The resolution of the Siege of Riverrun is anticlimatic – without spoiling too much, it’s ended by talking, and veiled threats, and the elimination of a major character offscreen. It serves largely to establish that Jamie Lannister and Brienne of Tarth are still very much friends despite being on opposite sides of a simmering civil war, and introduce an element of possible uncertainty into that war’s outcome.
Likewise in Meereen, Tyrion’s hubristic attempt to make peace with the masters of Slaver’s Bay comes back to bite him then the masters renege on the peace deal and attack the city with a fleet of ships. All seems lost, but in the final Meereen scene, Daenerys returns, dropped off at the Pyramid from which she rules by her dragon, Drogon, to take command and, presumably in the season finale, destroy the Masters once and for all.
And meanwhile, in King’s Landing, Cersie learns that her attempted end run around the growing power of the church has hit a roadblock when the king, her son by the way, fully in thrall to the High Sparrow (Westeros’ Pope), declares an end to trial by combat, and decrees that Cersie will be put on trial by a jury of priests. An unexpected setback that, again, will likely be revisited in the season finale. The most interesting element is that Cersie clearly intended the reanimated Gregor Clegane (the Mountain) as her champion. Speaking of, Sandor, Gregor’s brother – it’s looking very much like he might end up joining the Brotherhood Without Banners.

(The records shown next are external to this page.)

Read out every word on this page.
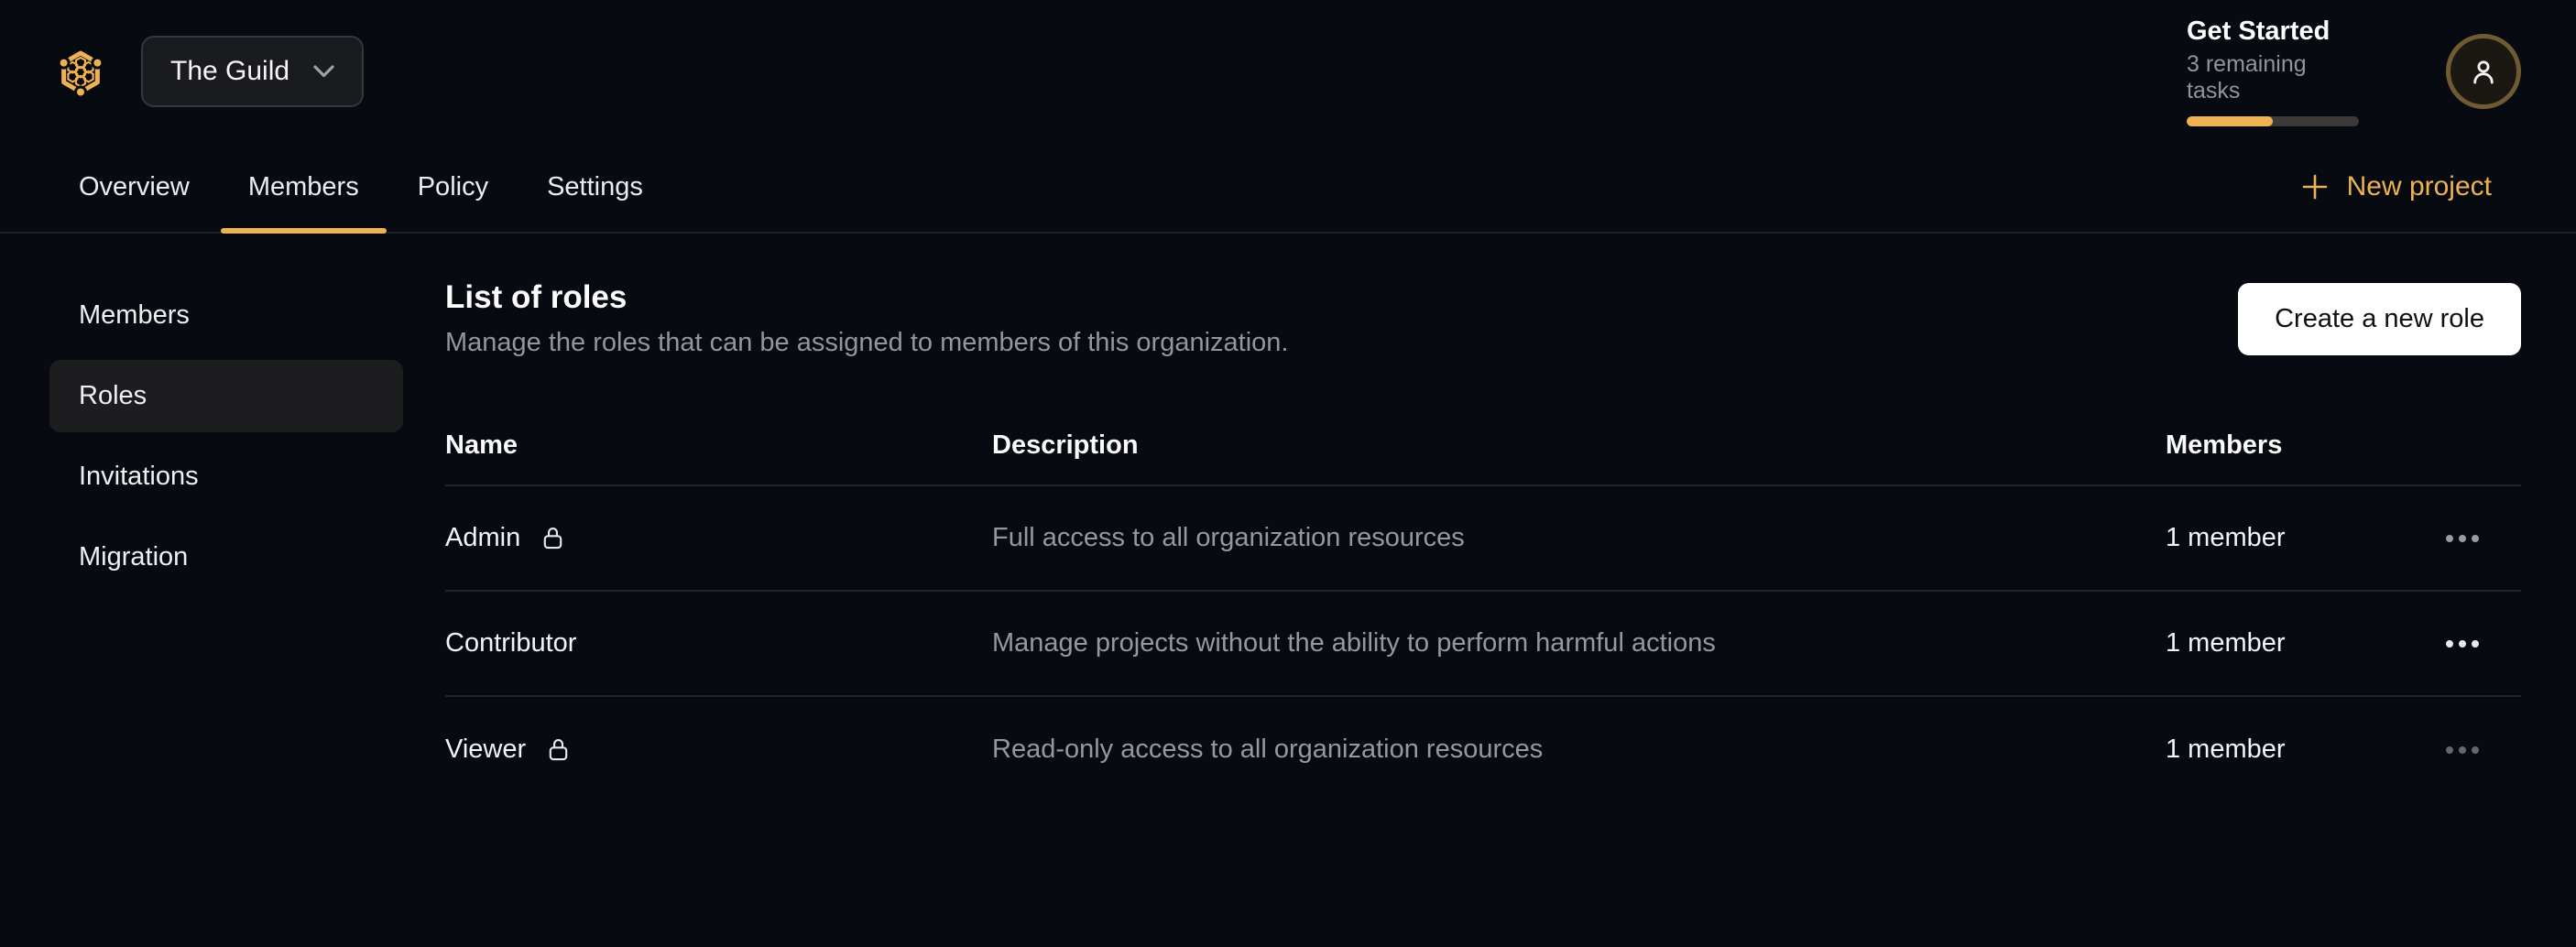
The Guild
Get Started
3 remaining tasks
Overview Members Policy Settings	New project
Members
Roles
Invitations
Migration
List of roles
Manage the roles that can be assigned to members of this organization.
Create a new role
Name	Description	Members
Admin	Full access to all organization resources	1 member
Contributor	Manage projects without the ability to perform harmful actions	1 member
Viewer	Read-only access to all organization resources	1 member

But the episode is called “No One”, which also happens to be the creed of the Faceless Men, assassins who shed their names and even identities in order to live as remorseless, effective killers who will remove anyone for a price. This storyline grew long in the tooth in season 5 as Arya strove to join their ranks, but in season 6 it became interesting again as Arya learned their whole raison d’etre is to get paid, not to mete out any kind of justice. Arya, after all, only joined them in order to become a better killer and avenge her slain family. She ended up leaving the order after refusing to kill an actress in episode 6, “Blood of my Blood”, and was immediately marked for death for doing so, almost dying from stab wounds at the end of last week’s episode “The Broken Man”.
Which brings us to tonight. Arya spends most of the episode hiding out with the actress whose life she spared, but ends up in mortal danger again when a Faceless Man who attempted to kill her last week – actually a teenage girl (called “the Waif” on the casting sheet) who both trained and tormented her – appears. First killing the actress in order to fulfill the contract for which the order was paid, The Waif then sets about finishing Arya too. Pursing Arya through the streets of Braavos, The Waif was unrelenting and implacable, very much like the Terminator – let’s call her the T-1000 A.D. – but ultimately, she’s lured by Arya into a darkly lit, narrow room, where Arya makes quick work of her, slicing off The Waif’s head and placing it in the temple where the Faceless Men worship.
Confronted by Jaqen, the faceless man who recruited her into the order and ordered her death when she left, she’s told “finally, a girl is no one.” To this, Arya declares defiantly, “A girl is Arya Stark of Winterfell. And she is going home.” This garners a nod of approval fraom Jaqen – hit revoked. Cut to credits.
The ending of “No One” isn’t just a promise of revenge killings to come, it’s also the promise that Game of Thrones as a series is done belaboring the point. In previous seasons we would have spent half a season between Arya leaving the order and her surviving the price on her head but now it’s happening in just under three episodes. More importantly, it ties into the way the show has been quickly building toward some kind of endgame, with Daenerys planning her invasion, and Jon Snow attempting to take back Winterfell. In short, it’s another strong episode in a season full of them, perhaps the strongest run of episodes since season 3.